Он вышел, глубоко неудовлетворенный.
Несчастье господне! Не суй он нос куда не надо, я был бы в безопасности, по крайней мере с этой стороны. Не знаю, и точка. Но теперь я знаю, меня это касается. Как бы я ни поступил, я могу ошибиться, и нисколько мне не поможет совесть, на которую я так рассчитывал. Это были минуты, когда преждевременно седеют волосы.
Муфтий во время байрама не желал даже и слушать о делах. Правда, он не желал этого и без байрама, а мне было важно не его мнение, но его имя.
Муселима не оказалось дома. Ушел в чаршию, сказали домашние. Я нашел его на службе. Во время байрама! Он обо всем уже знал.
— Надо его арестовать,— без обиняков выпалил он.
— А если ошибемся?
— Извинимся!
Меня удивила его решительность, несколько необычная. Лучше всего не слушать его советов, так как он не из тех, кто желает мне добра, это я знал. Но если послушаю — ответственность равная.
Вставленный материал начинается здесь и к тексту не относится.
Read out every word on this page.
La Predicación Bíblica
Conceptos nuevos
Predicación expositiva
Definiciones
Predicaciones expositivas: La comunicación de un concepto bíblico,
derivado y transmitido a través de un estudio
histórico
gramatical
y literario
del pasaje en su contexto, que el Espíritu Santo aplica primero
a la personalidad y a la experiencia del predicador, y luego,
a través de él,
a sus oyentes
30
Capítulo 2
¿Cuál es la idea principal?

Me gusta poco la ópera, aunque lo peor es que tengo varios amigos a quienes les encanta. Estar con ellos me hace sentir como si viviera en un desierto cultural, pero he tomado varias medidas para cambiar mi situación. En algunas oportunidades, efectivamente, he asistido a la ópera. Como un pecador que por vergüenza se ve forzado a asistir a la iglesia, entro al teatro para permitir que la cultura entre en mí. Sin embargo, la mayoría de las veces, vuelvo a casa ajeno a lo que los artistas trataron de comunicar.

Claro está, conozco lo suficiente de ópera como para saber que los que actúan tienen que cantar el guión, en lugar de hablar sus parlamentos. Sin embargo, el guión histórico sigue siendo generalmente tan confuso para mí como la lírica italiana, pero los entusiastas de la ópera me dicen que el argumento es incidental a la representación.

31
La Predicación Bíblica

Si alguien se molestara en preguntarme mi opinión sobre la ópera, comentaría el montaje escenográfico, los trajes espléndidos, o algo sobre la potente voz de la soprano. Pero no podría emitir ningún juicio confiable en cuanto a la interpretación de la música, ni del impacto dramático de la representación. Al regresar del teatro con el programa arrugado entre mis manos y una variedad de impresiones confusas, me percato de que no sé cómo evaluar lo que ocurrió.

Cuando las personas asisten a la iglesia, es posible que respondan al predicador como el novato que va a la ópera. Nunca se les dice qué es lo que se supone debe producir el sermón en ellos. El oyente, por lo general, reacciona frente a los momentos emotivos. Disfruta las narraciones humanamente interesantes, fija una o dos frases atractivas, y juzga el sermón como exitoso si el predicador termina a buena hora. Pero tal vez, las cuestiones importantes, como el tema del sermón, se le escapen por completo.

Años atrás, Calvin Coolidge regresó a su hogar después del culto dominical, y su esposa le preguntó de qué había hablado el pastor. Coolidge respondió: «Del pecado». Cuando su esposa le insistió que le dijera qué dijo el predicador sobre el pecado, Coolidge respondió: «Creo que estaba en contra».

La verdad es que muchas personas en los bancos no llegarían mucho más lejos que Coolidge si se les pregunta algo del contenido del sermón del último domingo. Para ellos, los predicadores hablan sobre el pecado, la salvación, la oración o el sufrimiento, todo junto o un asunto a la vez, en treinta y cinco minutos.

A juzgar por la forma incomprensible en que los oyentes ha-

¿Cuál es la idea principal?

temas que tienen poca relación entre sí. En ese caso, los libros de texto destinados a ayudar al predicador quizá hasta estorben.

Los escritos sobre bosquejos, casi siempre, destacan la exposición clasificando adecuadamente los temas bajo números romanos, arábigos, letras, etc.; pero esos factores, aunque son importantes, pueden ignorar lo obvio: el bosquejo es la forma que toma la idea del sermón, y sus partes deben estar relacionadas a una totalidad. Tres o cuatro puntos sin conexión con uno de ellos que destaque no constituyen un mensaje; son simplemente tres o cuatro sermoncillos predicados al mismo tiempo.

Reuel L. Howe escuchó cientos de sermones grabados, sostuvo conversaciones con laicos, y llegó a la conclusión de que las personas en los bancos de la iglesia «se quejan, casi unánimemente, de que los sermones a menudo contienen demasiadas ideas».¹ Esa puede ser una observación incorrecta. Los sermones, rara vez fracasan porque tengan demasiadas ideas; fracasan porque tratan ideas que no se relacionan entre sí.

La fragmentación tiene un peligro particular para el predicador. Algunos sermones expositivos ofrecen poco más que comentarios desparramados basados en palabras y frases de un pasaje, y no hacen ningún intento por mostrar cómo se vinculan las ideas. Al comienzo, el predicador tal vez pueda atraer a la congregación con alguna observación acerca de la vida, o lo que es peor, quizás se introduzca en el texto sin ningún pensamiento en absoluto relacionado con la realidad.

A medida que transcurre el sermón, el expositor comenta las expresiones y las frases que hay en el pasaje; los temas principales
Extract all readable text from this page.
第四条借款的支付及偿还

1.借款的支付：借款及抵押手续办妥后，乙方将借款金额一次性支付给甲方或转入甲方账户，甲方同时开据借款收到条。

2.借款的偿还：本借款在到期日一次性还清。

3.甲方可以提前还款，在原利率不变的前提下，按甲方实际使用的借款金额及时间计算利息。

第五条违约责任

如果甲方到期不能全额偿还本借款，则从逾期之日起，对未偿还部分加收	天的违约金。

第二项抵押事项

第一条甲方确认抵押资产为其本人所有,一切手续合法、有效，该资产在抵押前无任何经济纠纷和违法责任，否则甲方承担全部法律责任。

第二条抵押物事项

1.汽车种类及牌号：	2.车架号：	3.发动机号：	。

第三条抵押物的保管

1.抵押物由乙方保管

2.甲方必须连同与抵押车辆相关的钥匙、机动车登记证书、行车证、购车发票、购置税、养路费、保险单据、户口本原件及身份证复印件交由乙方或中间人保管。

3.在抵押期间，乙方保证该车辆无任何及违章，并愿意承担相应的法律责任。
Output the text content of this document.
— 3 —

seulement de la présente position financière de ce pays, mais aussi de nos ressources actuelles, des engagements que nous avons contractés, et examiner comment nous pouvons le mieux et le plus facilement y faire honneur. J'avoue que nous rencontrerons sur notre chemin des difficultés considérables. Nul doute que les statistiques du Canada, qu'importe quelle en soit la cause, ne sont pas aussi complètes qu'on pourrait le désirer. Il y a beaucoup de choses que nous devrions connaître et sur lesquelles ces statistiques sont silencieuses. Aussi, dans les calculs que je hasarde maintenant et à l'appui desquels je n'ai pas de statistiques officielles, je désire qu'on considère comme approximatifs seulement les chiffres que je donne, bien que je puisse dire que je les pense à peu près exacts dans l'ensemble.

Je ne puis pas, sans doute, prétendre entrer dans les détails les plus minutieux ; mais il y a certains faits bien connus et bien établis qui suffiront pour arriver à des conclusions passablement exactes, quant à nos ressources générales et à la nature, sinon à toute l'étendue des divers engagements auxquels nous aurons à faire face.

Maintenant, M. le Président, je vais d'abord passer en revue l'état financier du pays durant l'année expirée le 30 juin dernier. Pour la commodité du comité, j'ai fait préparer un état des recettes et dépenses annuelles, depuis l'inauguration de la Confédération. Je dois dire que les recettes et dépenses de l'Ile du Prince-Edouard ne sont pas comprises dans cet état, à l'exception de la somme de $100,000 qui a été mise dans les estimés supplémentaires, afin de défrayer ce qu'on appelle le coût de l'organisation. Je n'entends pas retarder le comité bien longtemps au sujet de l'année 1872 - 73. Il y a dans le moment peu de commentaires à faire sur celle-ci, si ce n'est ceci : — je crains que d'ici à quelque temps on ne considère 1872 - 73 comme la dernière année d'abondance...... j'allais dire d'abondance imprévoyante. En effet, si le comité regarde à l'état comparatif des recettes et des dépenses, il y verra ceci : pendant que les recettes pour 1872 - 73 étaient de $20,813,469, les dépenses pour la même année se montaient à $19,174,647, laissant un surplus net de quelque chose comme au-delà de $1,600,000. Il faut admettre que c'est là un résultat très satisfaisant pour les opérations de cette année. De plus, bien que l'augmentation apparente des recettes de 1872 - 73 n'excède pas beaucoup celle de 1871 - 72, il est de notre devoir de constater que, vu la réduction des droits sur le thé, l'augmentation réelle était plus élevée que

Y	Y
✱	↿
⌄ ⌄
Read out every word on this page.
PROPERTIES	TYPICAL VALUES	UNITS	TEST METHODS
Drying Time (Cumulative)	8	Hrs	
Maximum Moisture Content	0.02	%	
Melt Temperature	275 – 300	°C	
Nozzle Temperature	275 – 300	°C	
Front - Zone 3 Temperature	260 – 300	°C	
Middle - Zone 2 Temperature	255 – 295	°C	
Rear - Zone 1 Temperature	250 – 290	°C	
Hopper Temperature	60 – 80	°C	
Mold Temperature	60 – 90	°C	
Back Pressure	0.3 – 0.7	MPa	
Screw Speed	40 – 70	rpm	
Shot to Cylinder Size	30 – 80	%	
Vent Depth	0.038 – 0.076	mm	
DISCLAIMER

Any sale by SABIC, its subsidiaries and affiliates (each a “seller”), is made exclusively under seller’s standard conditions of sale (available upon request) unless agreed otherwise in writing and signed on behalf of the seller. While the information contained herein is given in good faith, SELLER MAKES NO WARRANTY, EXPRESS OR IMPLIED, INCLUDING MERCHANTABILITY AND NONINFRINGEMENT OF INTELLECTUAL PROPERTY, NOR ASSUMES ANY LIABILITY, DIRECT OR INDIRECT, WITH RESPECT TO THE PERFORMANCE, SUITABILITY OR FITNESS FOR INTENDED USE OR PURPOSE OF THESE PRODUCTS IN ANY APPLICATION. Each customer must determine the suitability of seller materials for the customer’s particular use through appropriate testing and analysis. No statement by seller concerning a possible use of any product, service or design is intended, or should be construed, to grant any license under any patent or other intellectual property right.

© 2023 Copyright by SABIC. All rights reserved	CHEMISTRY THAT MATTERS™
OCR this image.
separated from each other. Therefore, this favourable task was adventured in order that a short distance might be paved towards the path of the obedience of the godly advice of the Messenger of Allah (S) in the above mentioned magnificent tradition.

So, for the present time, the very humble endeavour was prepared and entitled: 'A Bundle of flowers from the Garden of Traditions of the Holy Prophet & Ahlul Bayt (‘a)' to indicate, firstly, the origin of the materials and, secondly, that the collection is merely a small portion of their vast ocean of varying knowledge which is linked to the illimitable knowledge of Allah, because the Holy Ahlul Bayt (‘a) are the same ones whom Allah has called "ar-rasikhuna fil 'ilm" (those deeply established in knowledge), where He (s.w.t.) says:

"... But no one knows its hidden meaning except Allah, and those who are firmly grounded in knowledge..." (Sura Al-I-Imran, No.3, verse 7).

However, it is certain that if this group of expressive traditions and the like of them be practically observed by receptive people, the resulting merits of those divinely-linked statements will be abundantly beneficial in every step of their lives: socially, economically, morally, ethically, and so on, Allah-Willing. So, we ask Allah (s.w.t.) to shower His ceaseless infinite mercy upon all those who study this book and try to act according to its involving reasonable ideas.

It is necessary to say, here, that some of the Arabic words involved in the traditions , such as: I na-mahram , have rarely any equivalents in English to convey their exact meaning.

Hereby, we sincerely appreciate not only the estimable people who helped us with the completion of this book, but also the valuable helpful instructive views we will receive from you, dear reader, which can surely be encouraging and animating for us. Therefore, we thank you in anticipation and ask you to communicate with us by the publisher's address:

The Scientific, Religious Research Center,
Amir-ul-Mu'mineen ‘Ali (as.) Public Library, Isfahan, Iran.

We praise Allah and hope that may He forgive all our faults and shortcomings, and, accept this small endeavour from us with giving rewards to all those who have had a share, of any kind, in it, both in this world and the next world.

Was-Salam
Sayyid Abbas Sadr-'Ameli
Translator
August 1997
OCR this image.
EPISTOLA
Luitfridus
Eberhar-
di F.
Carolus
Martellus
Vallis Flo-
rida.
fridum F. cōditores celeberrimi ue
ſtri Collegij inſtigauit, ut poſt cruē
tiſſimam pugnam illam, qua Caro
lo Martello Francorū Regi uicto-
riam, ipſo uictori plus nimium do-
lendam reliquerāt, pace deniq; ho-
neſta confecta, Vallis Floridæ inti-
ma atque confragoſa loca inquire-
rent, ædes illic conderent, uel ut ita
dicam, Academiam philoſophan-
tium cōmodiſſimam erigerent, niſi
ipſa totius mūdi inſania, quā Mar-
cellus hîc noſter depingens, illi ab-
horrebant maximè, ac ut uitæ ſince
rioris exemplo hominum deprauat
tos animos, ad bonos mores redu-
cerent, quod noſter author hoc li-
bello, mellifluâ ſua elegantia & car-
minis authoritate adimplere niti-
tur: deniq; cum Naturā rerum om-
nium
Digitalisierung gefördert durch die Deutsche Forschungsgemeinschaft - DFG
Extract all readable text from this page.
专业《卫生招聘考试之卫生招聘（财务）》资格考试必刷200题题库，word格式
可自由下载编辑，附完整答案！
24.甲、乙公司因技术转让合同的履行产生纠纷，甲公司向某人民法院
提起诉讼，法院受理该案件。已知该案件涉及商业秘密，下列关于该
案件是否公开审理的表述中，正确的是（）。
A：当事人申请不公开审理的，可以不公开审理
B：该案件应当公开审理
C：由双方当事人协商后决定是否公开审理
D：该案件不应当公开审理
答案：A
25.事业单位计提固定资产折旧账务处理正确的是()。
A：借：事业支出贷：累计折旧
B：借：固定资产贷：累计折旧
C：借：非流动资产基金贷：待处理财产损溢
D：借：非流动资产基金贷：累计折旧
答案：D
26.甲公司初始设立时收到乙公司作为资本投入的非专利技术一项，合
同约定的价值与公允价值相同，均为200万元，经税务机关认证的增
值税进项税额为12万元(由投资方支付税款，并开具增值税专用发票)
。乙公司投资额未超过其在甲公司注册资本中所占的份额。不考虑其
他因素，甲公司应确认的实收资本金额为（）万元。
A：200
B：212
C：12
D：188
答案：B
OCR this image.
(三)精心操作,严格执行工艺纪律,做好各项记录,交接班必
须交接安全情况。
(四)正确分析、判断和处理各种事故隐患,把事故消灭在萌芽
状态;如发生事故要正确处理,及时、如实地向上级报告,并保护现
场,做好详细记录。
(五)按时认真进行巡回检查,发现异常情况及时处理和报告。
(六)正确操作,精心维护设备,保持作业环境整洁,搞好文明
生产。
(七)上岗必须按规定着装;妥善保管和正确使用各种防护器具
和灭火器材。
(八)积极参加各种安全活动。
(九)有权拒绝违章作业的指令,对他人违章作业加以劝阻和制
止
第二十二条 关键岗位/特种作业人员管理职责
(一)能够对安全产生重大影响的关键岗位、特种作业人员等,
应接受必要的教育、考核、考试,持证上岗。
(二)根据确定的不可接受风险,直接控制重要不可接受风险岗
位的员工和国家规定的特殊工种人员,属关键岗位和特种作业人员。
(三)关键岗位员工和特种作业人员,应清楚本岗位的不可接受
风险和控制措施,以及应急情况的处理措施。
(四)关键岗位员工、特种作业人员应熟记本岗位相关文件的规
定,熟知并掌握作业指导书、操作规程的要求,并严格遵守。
— Пожалуй, так лучше всего.
Я согласился, не будучи убежден.
Пири-воевода освободил меня от одной муки, но тут же взвалил другую. Он явился сообщить, раздосадованный тем, что произошло, и довольный тем, что его подозрения оправдались: дубровчанин с помощью Хасана бежал из города. Они пешком вышли в поле, а там их ожидали на лошадях люди Хасана. Хасан вернулся один.
— Нехорошо,— крутил головой муселим.
Очень уж он выглядел озабоченным: и голос, и согнутые плечи, и рука, вцепившаяся в бороду, все, кроме чуть приметной усмешки на тонких губах. Будет странно, если он не сообщит вали, что настаивал на аресте, но, к сожалению, не он решает.
Пири-воевода, снимая с себя вину, обвинял:
— Я говорил, надо было сразу брать.
— Нехорошо,— повторял муселим, будто забивая мне гвоздь в лоб.
Еще как нехорошо, я и сам это знал. Теперь дубровчанин не виноват, ибо он скрылся. Виноваты те, кто остались. Виноват Хасан, и виноват я, потому что я его друг и потому что я допустил, чтоб купец убежал. Виноват из-за чужих дел, чужой неверности и чужой глупости. Виноват перед вали, который был моим заступником.